Essays in Philosophy

Volume 15, Issue 2, July 2014

Consciousness

Keith E. Turausky
Pages 249-265

Wherever You Go, There You Are
On Individuative Subjective Phenomenology

That experience requires a subject is all but uncontroversial. It is surprising, then, that contemporary philosophers of mind generally focus on experiences at the expense of subjects. Herein, I argue that beyond the qualitative character (or “what-it’s-like-ness”) of phenomenology, there is a discrete further fact—the subjective character (or “for-me-ness”) of phenomenology—that calls out for explanation. Similar views have recently been endorsed by both Zahavi and Kriegel, but a comparison of the ways they have framed the issue suggests there are two discrete questions afoot: (1) in virtue of what does subjective phenomenology exist whatsoever, and (2) in virtue of what might one’s subjective phenomenology differ from that of one’s perfect duplicate?
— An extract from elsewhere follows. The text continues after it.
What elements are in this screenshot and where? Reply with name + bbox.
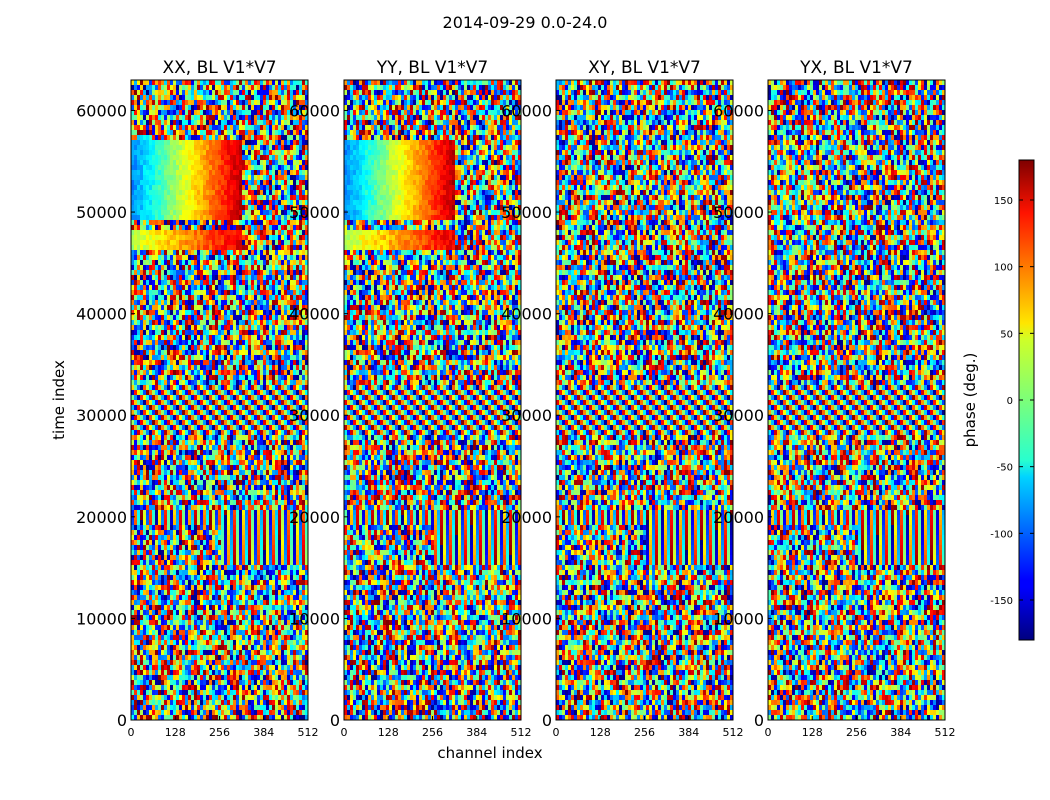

The second question—that of individuative subjective phenomenology—is my primary concern, and its answer seems to me to require the invocation of haecceities: non-qualitative, non-duplicable properties that uniquely individuate objects (and, in this case, subjects). In other words, I suggest that the property of being the very subject that one is enters essentially into the phenomenological character of all one’s experiences.